Ma Chere and I were down on the Mall today to celebrate the Inauguration. Our caregiver had the kids, so we headed down around 8:30am or so. Our metro train originated one spot away, so we got a seat. The driver kept changing her mind about which stations were closed. Finally she announced "L'Enfant is...off the chain." We got off at Gallery Place.

I hoped to stand in the same spot where I had held a sign ("One Mandate: Ballot Reform") and booed in 2001, and maybe kiss my wife there. (We didn't meet until two months later.). But the pedestrian access to the parade route was choked with people. So we picked and darted our way west of the White House and down to the Mall. We hopped over some chains and cement barriers, and eventually found a spot on the hill where the Washington Monument stands. With that monument over our shoulder and a view of the Capitol and a pair of jumbotrons in front of us, we stood and waited in the cold for a few hours.

From the hill, we could see the crowds. I've seen crowds before, but none like that. The AP said over 1 million, and it was certainly easy to imagine 1,000 blocks of 1,000 people from where we stood. It was awesome, standing at roughly the midpoint between the steps of the Capitol and the steps of the Lincoln Memorial.

The crowd was so peaceful and polite. I've read that democracy is a religion, and people were definitely respecting their co-religionists. Once the formal program was underway, announcements to "please sit" or "please stand" were greeted with mirth. The claps of gloved hands resounded like thunderstrikes.

The inaugural speech was great, and if you look I'll bet you can find a video of it on the WWW.
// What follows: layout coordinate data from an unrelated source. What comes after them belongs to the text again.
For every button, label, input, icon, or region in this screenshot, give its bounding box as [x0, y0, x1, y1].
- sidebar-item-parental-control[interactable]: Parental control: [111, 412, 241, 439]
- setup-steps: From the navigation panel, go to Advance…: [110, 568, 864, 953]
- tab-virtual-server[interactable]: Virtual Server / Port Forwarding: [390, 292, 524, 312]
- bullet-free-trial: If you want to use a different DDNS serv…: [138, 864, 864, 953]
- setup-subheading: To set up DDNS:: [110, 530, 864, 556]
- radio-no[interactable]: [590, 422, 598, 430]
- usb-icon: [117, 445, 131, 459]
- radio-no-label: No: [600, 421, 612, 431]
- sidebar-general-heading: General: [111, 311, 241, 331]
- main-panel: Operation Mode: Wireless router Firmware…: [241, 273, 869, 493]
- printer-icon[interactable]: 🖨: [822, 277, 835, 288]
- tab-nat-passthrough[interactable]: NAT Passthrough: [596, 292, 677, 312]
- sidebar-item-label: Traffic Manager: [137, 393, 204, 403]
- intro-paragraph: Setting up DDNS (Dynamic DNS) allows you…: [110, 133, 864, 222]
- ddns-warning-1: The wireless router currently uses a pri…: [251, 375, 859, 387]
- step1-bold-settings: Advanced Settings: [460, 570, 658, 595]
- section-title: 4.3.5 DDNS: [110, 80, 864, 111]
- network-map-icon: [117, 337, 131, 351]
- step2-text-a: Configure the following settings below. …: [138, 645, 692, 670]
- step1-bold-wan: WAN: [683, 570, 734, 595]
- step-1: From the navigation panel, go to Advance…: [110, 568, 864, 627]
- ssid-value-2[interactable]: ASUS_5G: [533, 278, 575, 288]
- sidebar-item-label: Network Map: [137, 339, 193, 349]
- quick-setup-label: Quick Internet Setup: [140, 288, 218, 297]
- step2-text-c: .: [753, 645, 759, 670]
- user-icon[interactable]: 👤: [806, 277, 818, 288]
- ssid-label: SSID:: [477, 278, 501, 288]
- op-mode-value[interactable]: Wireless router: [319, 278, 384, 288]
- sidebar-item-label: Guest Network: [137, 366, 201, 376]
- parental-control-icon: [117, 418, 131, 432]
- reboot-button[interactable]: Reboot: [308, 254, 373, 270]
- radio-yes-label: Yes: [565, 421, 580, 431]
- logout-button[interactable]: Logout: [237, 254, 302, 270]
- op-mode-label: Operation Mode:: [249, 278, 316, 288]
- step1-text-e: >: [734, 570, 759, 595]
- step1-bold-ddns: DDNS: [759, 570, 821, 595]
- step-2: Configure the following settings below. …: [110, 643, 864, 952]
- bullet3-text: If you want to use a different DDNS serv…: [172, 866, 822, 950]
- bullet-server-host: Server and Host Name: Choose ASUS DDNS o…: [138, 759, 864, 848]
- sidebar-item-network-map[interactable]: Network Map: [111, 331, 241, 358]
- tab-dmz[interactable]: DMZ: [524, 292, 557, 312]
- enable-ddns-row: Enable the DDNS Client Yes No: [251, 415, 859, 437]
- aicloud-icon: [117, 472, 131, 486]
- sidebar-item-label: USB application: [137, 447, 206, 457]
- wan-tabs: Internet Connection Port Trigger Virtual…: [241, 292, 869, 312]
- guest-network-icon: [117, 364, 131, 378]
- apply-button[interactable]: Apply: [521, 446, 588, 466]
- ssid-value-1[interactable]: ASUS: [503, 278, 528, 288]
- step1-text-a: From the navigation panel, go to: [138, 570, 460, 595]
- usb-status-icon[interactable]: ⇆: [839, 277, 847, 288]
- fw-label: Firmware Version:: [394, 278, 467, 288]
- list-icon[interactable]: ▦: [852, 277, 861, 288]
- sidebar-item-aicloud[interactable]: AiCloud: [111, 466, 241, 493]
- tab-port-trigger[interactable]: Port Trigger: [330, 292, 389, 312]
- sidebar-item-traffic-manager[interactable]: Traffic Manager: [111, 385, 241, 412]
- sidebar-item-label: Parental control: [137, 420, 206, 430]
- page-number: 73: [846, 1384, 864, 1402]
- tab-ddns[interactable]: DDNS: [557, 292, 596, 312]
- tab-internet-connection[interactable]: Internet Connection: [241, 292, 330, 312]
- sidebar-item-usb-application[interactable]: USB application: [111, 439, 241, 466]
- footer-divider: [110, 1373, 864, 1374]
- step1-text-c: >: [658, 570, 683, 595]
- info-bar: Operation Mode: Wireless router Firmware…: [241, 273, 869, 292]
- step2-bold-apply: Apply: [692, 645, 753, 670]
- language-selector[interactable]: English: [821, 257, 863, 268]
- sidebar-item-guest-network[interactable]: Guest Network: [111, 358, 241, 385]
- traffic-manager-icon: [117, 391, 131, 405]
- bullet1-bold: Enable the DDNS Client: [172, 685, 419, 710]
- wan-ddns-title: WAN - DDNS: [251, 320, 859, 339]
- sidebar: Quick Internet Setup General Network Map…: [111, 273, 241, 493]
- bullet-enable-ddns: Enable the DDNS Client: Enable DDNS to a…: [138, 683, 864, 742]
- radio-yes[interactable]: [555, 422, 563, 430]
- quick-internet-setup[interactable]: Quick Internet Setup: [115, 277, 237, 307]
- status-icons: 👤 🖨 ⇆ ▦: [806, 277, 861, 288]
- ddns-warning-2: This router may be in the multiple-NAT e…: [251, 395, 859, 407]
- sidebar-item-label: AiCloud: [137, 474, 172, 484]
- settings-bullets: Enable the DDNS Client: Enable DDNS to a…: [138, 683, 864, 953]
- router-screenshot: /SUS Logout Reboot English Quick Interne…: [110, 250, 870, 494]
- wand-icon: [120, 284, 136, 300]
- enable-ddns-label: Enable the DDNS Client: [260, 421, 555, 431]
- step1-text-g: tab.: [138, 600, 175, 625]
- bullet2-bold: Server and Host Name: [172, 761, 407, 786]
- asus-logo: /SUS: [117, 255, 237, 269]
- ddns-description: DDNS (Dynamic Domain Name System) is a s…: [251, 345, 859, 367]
After it was over, it was nuts. Watching 1m people drain out of perhaps 15 points of egress took a while. Unfailingly polite, the crowd let us escape after about 75 minutes. We saw the Marine helicopter fly overhead at about 2pm. It circled back around, presumably to see the spectacle again (as opposed to a victory lap.)Another 15 minutes, and we were having lunch in an Adams Morgan restaurant.

For a bedtime story, I told Boom about how kings used to transfer power: from father to son, rarely to daughter, and all to frequently after much fighting. But now Barrack Obama gets to fly the big, pointy helicopter over our house. (Boom feels bad that John McCain doesn't get to ride.).

For his bedtime song, I sang him the National anthem.